I’ve been quiet around these here parts. Mainly because of that whole “homeschooling thing.” But on the bright side, my kids and I have all survived ten solid days of schooling. Praise Jesus. Only 170 more to go.

But in the backdrop of everyday life, I’ve had a phrase swimming around in me. Behind schooling and dinner prep and grocery shopping and motherhood and marriage and the pursuit of various writing projects…and everything else, a question keeps confronting me.


In this moment,
am I quenching or stirring up
God’s Spirit?


And I can’t seem to get around the black-and-white-ness of the thought.




Now for a little Spirit talk.

The Bible’s clear that once we come to faith in Jesus, we’re “sealed” with the Spirit of God Himself (which is totally rock-our-world amazing). Basically, that’s a permanent sealing. A permanent mark. A permanent pointing to Jesus. A permanent Source of healing and sanctifying power in us. In fact I’ve sometimes wondered if we as Christ-followers glow or something in the spirit realm. Like glow worms. But that’s not in the Bible and I digress.

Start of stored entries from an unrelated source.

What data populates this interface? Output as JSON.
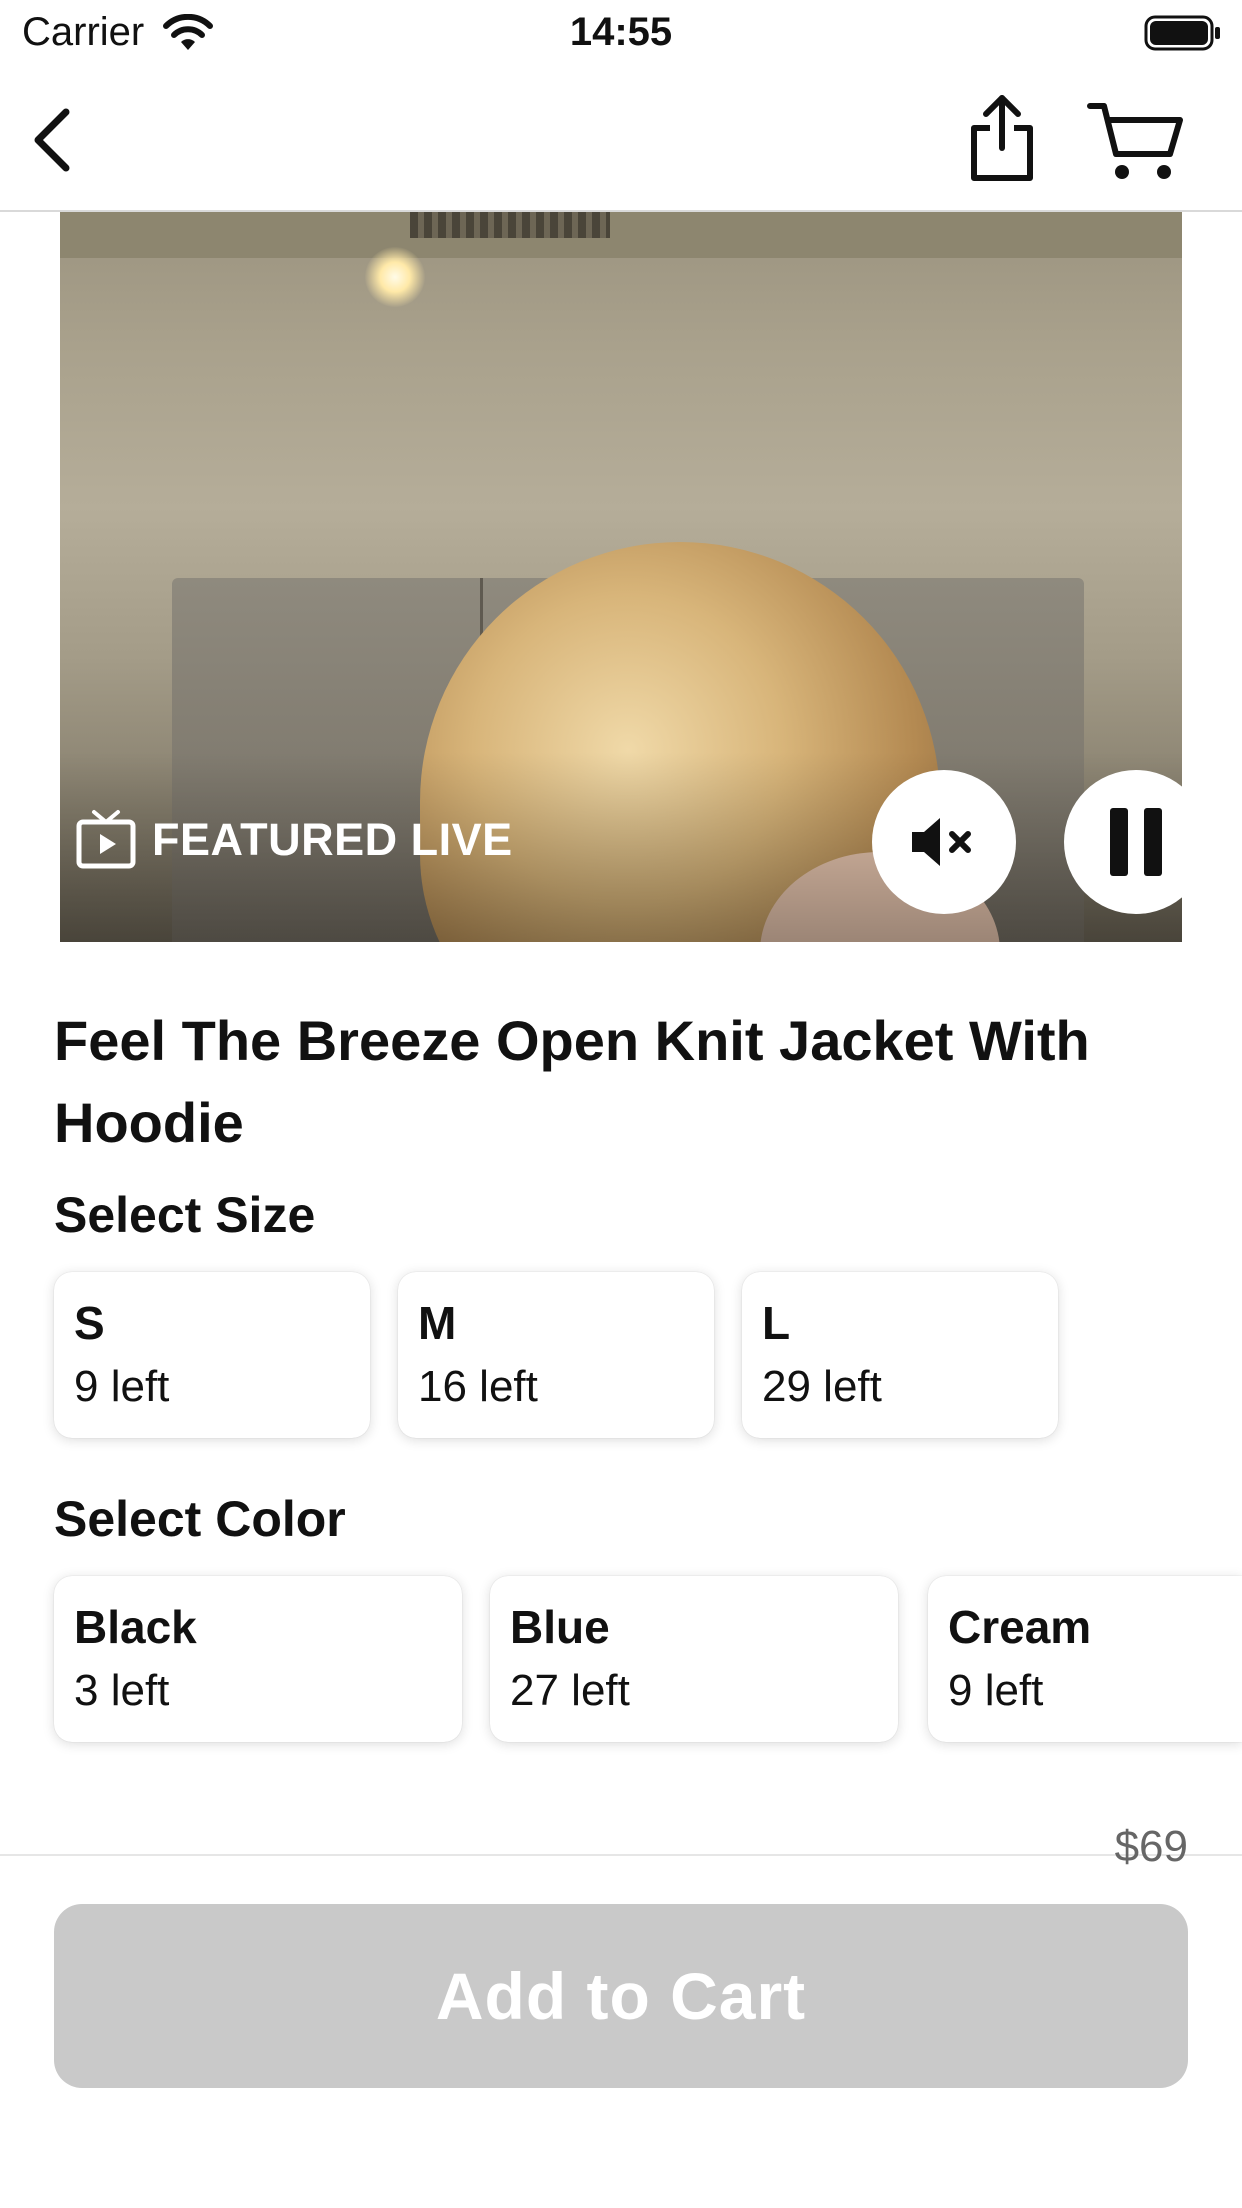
{
  "status_bar": {
    "carrier": "Carrier",
    "time": "14:55",
    "icons": [
      "wifi-icon",
      "battery-icon"
    ]
  },
  "nav": {
    "icons": [
      "back-chevron-icon",
      "share-icon",
      "cart-icon"
    ]
  },
  "video": {
    "badge_label": "FEATURED LIVE",
    "badge_icon": "tv-play-icon",
    "controls": [
      "mute-icon",
      "pause-icon"
    ]
  },
  "product": {
    "title": "Feel The Breeze Open Knit Jacket With Hoodie",
    "size_label": "Select Size",
    "sizes": [
      {
        "name": "S",
        "stock": "9 left"
      },
      {
        "name": "M",
        "stock": "16 left"
      },
      {
        "name": "L",
        "stock": "29 left"
      }
    ],
    "color_label": "Select Color",
    "colors": [
      {
        "name": "Black",
        "stock": "3 left"
      },
      {
        "name": "Blue",
        "stock": "27 left"
      },
      {
        "name": "Cream",
        "stock": "9 left"
      }
    ],
    "price": "$69",
    "add_to_cart_label": "Add to Cart"
  },
  "theme": {
    "button_disabled_color": "#c9c9c9",
    "text_color": "#111111",
    "price_color": "#666666"
  }
}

The Bible also has a lot to say about the correlation between our actions and faith in relation to the movement of the Spirit of God in and through us. Meaning that the things I believe and meditate upon — which become what I act upon — play a part in stirring Him up or extinguishing His fire.

For example. When I spend all my sweet time thinking about someone’s hurtful words rather than the truths my God says about me, I become bitter. And bitterness makes me spiritually deaf.

Whereas, when I hear someone’s hurtful words, but instead of thinking on those words over and over and over again I choose to turn my heart and mind to what God says, then forgiveness and intercession flow from my mouth. Choosing to think on true things stirs up God’s Spirit in me and from Him alone comes love and mercy.


“Rejoice always, pray without ceasing, give thanks in all circumstances; for this is the will of God in Christ Jesus for you. Do not quench the Spirit.”
1 Thessalonians 5:16 – 5:19


I don’t know how all that shakes out in the spirit realm because all is grace — His sealing, His speaking to us, His movement through us, His conviction of us, His sanctification of us. All of it is His doing by His grace. But somehow, someway, a correlation exists between my beliefs and choices, and how He moves in and through me.

I know that bitterness, complaining, faithlessness, unforgiveness, unlove, gossip, and fear grieves Him. (Ephesians 4:30) Because that kind of stuff is sourced in our flesh. And when we submit to our flesh, we extinguish His fire.

Whereas worshipping God as He’s revealed Himself in His Word, praying Scripture, and praising Jesus for His gracious sacrifice causes us to enter into the flow of the Spirit of God. Those kinds of things stir Him up in us. And when He’s stirred, love, healing, kindness, hope, joy, and power erupt. (Acts 1:8) And that’s when life gets really good.


“But the fruit of the Spirit is love, joy, peace, patience, kindness, goodness, faithfulness, gentleness, self-control; against such things there is no law.”
(Galatians 5:22-23)


We can’t explain God. We can’t manipulate a movement of His Spirit. We can’t put a formula to His power or smoosh Him into a nice, neat box. We can’t tame or control Him. We can only know what He reveals. And the Father has revealed that He, by His Spirit, indwells believers. The very same Spirit that fell on the early church and moved mightily through people with the gospel of Jesus Christ makes His home in you and me. Astounding.

So today we’ll live our lives. We’ll go do the stuff we’ve scribbled on our lists. But maybe we’ll live life a little more thoughtfully and purposefully. Maybe we’ll ask The Lord to show us when our heart meditations actually put out His fire. And when, by His grace and power, He reveals our submission to our flesh rather than to His Spirit, maybe we’ll choose to stir Him up instead. By His grace. For His glory.

Fill me, Lord…

How have you seen this play out in your own daily living?